Zgodnie z danymi GUS, na koniec I kwartału 2020 roku 2,3 proc. pracujących skorzystało z zasiłku opiekuńczego na czas opieki nad dzieckiem do lat 8. Poza tym 0,6 proc. pracujących skorzystało z wynagrodzenia za czas choroby lub zasiłku chorobowego z powodu objęcia kwarantanną lub izolacją.
"Możemy spodziewać się kontynuacji tego trendu"
Paweł Kubisiak z Polskiego Instytutu Ekonomicznego zwrócił uwagę, że w I kwartale 2020 r. liczba wolnych miejsc pracy w polskiej gospodarce wyniosła 76,5 tys. i była mniejsza o 65,9 tys. w stosunku do I kwartału 2019 r. i o 48,9 tys. w stosunku do IV kwartału 2019 roku.

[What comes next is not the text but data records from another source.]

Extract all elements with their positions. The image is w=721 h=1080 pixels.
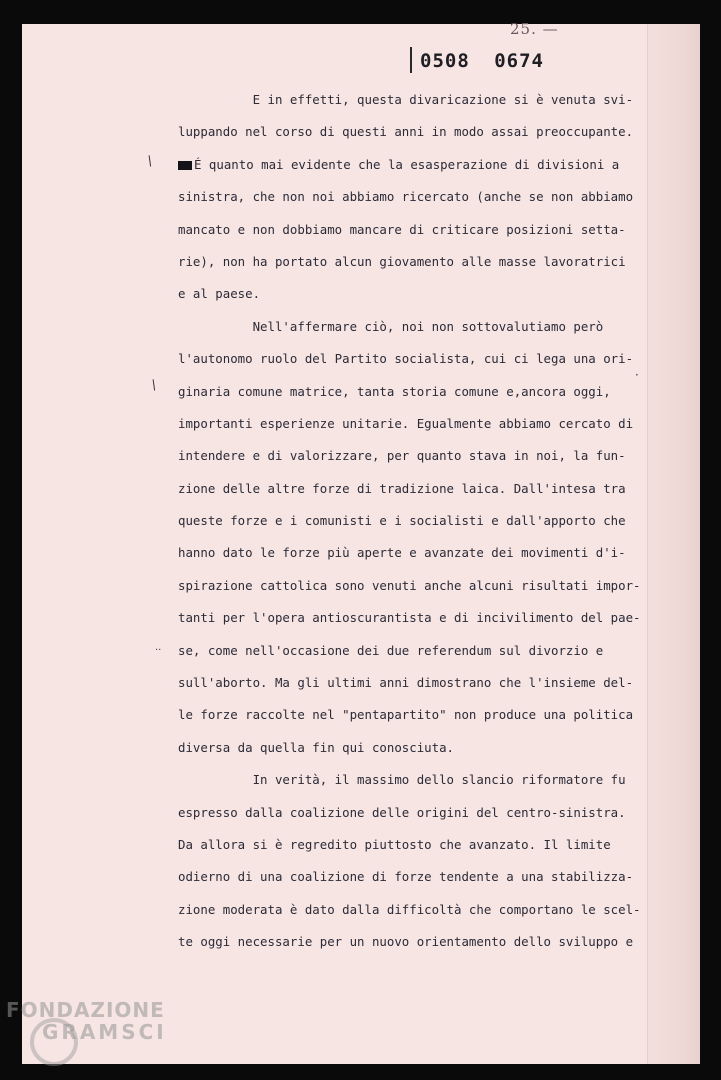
typed-text-body <box>178 84 641 959</box>
watermark-line1: FONDAZIONE <box>6 998 165 1022</box>
margin-dash-mark: · <box>635 368 639 382</box>
text-line: diversa da quella fin qui conosciuta. <box>178 739 455 755</box>
text-line: ginaria comune matrice, tanta storia comune e,ancora oggi, <box>178 383 611 399</box>
margin-tick-mark: / <box>145 153 156 170</box>
ink-blot <box>178 161 192 170</box>
text-line: e al paese. <box>178 286 261 302</box>
text-line: Da allora si è regredito piuttosto che avanzato. Il limite <box>178 836 611 852</box>
text-line: luppando nel corso di questi anni in modo assai preoccupante. <box>178 124 634 140</box>
text-line: tanti per l'opera antioscurantista e di incivilimento del pae- <box>178 610 641 626</box>
margin-tick-mark: / <box>149 377 160 394</box>
text-line <box>178 149 620 181</box>
text-line: queste forze e i comunisti e i socialisti e dall'apporto che <box>178 513 626 529</box>
text-line: intendere e di valorizzare, per quanto stava in noi, la fun- <box>178 448 626 464</box>
text-line: Nell'affermare ciò, noi non sottovalutiamo però <box>178 318 604 334</box>
handwritten-page-number: 25. — <box>510 20 559 38</box>
text-line: sull'aborto. Ma gli ultimi anni dimostrano che l'insieme del- <box>178 675 634 691</box>
text-line: rie), non ha portato alcun giovamento alle masse lavoratrici <box>178 253 626 269</box>
watermark-line2: GRAMSCI <box>42 1020 167 1044</box>
text-line-content: É quanto mai evidente che la esasperazione di divisioni a <box>194 156 620 172</box>
text-line: l'autonomo ruolo del Partito socialista, cui ci lega una ori- <box>178 351 634 367</box>
archive-stamp-code: 0508 0674 <box>420 50 544 72</box>
text-line: zione moderata è dato dalla difficoltà che comportano le scel- <box>178 901 641 917</box>
text-line: E in effetti, questa divaricazione si è venuta svi- <box>178 92 634 107</box>
margin-dots-mark: ·· <box>155 645 162 656</box>
text-line: importanti esperienze unitarie. Egualmente abbiamo cercato di <box>178 415 634 431</box>
watermark <box>6 1000 167 1042</box>
text-line: espresso dalla coalizione delle origini del centro-sinistra. <box>178 804 626 820</box>
text-line: te oggi necessarie per un nuovo orientamento dello sviluppo e <box>178 934 634 950</box>
stamp-bar <box>410 47 412 73</box>
text-line: odierno di una coalizione di forze tendente a una stabilizza- <box>178 869 634 885</box>
text-line: sinistra, che non noi abbiamo ricercato (anche se non abbiamo <box>178 189 634 205</box>
text-line: spirazione cattolica sono venuti anche alcuni risultati impor- <box>178 577 641 593</box>
text-line: zione delle altre forze di tradizione laica. Dall'intesa tra <box>178 480 626 496</box>
text-line: le forze raccolte nel "pentapartito" non produce una politica <box>178 707 634 723</box>
text-line: mancato e non dobbiamo mancare di criticare posizioni setta- <box>178 221 626 237</box>
text-line: se, come nell'occasione dei due referendum sul divorzio e <box>178 642 604 658</box>
text-line: In verità, il massimo dello slancio riformatore fu <box>178 772 626 788</box>
text-line: hanno dato le forze più aperte e avanzate dei movimenti d'i- <box>178 545 626 561</box>
page-edge-strip <box>647 24 700 1064</box>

Zastępca dyrektora w PIE zaznaczył, że "kryzys wywołany pandemią w kilka tygodni cofnął sytuację na rynku pracy o kilka lat". "Ostatni raz porównywalnie niską liczbę wakatów notowano w Polsce na koniec 2016 r., a analizując dane tylko za I kwartał, to ostatni podobny wynik odnotowano w 2015 r." - wskazał. Dodał, że lockdown, wywołany walką z epidemią, przełożył się na "zahamowanie kreacji nowych miejsc pracy".

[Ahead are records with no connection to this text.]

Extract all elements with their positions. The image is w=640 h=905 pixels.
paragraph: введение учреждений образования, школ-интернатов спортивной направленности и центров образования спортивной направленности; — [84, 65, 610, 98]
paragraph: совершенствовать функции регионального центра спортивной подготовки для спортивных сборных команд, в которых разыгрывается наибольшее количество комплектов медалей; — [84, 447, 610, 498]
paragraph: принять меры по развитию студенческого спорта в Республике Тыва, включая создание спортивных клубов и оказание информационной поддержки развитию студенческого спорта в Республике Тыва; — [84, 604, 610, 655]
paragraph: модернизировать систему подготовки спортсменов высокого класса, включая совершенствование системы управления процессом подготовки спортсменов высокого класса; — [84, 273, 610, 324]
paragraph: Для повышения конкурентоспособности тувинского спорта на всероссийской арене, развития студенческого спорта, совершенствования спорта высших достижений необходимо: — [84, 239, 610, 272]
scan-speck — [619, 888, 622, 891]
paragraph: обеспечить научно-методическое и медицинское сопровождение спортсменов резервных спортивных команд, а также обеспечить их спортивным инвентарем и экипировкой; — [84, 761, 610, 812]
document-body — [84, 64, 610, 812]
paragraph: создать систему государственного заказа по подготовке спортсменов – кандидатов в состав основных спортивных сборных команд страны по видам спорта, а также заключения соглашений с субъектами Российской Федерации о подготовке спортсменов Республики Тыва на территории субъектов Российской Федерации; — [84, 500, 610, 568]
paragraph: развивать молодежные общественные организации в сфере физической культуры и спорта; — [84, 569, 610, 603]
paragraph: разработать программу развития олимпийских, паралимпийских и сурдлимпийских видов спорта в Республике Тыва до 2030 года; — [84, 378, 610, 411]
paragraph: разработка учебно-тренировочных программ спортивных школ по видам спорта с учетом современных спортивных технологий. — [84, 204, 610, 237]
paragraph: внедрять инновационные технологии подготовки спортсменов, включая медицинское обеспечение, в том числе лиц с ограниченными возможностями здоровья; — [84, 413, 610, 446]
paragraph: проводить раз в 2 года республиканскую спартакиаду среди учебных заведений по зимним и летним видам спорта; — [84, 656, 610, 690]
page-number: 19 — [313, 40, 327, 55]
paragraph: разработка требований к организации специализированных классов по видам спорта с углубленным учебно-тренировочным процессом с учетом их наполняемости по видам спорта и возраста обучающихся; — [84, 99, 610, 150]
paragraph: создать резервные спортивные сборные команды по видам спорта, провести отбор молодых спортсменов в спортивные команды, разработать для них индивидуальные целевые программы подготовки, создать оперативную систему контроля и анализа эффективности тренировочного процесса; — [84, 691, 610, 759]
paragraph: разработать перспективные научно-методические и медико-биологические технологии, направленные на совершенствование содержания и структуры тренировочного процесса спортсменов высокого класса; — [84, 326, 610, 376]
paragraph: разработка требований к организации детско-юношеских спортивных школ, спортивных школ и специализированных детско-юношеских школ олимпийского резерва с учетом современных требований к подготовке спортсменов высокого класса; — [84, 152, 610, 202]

"W II kwartale możemy spodziewać się kontynuacji tego trendu, bowiem wyniki kwietniowe będą szczególnie negatywnie wpływać na dane po stronie popytu na pracę" - ocenił. Wraz z odmrażaniem gospodarki powinniśmy oczekiwać odbicia. "W średnim terminie oznacza to utrzymanie się niskiego popytu na pracę do momentu powrotu do długoterminowego trendu wyzwań podażowych na rynku pracy, które w głównej mierze będą efektem procesów demograficznych" - wskazał.
Zaznaczył, że sytuacja na rynku pracy nie jest równomierna. "Nadal ok. połowa wakatów jest skumulowana w sektorach przemysłowym, handlowym i budowlanym, ale pod względem ilościowym doszło do wyraźnych zmian" - zaznaczył. Jeszcze przed rokiem w tych sektorach występowało łącznie 82,5 tys. wolnych miejsc pracy, podczas gdy w tym roku jest ich 36,7 tys. Największy ubytek ilościowy wystąpił w przemyśle (-17,1 tys.), a największa zmiana procentowa w budownictwie (-58 proc.) - dodał.